Earlier this year, a group of seniors filed a federal complaint against the CHA, arguing the agency put them at risk of serious injury or death by failing to install grab bars in rehabbed bathrooms – a basic security precaution against falls.
Last year, the BGA detailed problems that occurred during a $45 million renovation at Caroline Hedger Apartments in Rogers Park. The project developer removed grab bars in the 400-unit high-rise and only reinstalled them after residents who were injured complained.
Another issue seniors complained about was broken-down elevators — a problem that occurs across the CHA.
A BGA/WBEZ investigation in June found hundreds of CHA residents were trapped in failing and dilapidated elevators in many of the agency’s buildings. The probe found elevators were repeatedly failing inspections and often cited for safety violations.
Both the CHA and city, which oversees all elevator safety, insist the agency’s elevators are safe.

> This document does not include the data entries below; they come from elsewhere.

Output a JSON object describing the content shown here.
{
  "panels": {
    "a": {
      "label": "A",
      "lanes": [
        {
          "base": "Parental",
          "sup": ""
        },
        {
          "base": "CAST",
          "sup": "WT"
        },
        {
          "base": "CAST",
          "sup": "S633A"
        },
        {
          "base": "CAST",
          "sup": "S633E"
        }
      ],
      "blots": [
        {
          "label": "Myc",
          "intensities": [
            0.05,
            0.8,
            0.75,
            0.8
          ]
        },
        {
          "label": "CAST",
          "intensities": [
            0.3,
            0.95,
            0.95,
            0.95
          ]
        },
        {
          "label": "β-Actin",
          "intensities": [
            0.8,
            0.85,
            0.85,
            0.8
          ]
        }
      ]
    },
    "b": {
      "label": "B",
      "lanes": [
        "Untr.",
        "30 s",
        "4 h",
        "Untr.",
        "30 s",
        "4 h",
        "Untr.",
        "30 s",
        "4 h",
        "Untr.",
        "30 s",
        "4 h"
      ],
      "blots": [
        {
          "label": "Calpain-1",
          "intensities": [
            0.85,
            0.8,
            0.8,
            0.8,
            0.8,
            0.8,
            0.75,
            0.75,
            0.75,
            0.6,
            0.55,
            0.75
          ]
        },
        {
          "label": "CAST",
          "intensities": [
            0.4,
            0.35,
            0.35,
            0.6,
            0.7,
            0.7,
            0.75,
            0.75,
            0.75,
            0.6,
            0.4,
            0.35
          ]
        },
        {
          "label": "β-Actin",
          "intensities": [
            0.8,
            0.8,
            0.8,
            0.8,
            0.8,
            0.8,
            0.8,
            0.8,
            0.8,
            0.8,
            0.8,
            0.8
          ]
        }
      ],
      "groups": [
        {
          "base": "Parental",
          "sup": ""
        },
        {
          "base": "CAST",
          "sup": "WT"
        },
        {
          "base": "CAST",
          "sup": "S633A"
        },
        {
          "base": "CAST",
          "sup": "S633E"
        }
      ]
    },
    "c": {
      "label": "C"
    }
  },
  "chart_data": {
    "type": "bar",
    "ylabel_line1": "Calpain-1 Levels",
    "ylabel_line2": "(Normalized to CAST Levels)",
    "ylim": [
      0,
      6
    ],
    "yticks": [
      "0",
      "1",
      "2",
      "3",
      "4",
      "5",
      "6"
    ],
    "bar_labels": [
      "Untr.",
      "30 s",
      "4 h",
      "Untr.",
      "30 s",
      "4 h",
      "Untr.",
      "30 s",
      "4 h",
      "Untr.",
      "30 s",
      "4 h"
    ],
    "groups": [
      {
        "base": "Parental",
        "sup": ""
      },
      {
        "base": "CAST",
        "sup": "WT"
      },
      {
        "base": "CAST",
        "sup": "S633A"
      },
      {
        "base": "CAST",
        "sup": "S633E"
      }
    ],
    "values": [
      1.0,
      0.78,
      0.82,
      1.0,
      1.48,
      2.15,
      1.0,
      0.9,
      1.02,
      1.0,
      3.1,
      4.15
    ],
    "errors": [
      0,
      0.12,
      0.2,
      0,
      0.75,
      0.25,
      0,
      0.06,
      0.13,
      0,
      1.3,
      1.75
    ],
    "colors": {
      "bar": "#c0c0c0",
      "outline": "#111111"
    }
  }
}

Following the stories, seniors are also pushing the city to adopt a “Senior Housing Bill of Rights,” a separate document that would require building owners to perform elevator inspections twice a year in senior buildings.
Seniors say they hope they can use the document and make it into a second ordinance that would also call for the creation of a city department specifically dealing with senior housing and offer other protections for seniors. But Osterman said he wants to wait to take up that issue with whoever succeeds Emanuel as mayor.
“Elevators are a critical issue for all senior buildings and I think that’s something that we are going to take up as well,” Osterman said, adding that he and his colleagues still have to find “the right way to address it.”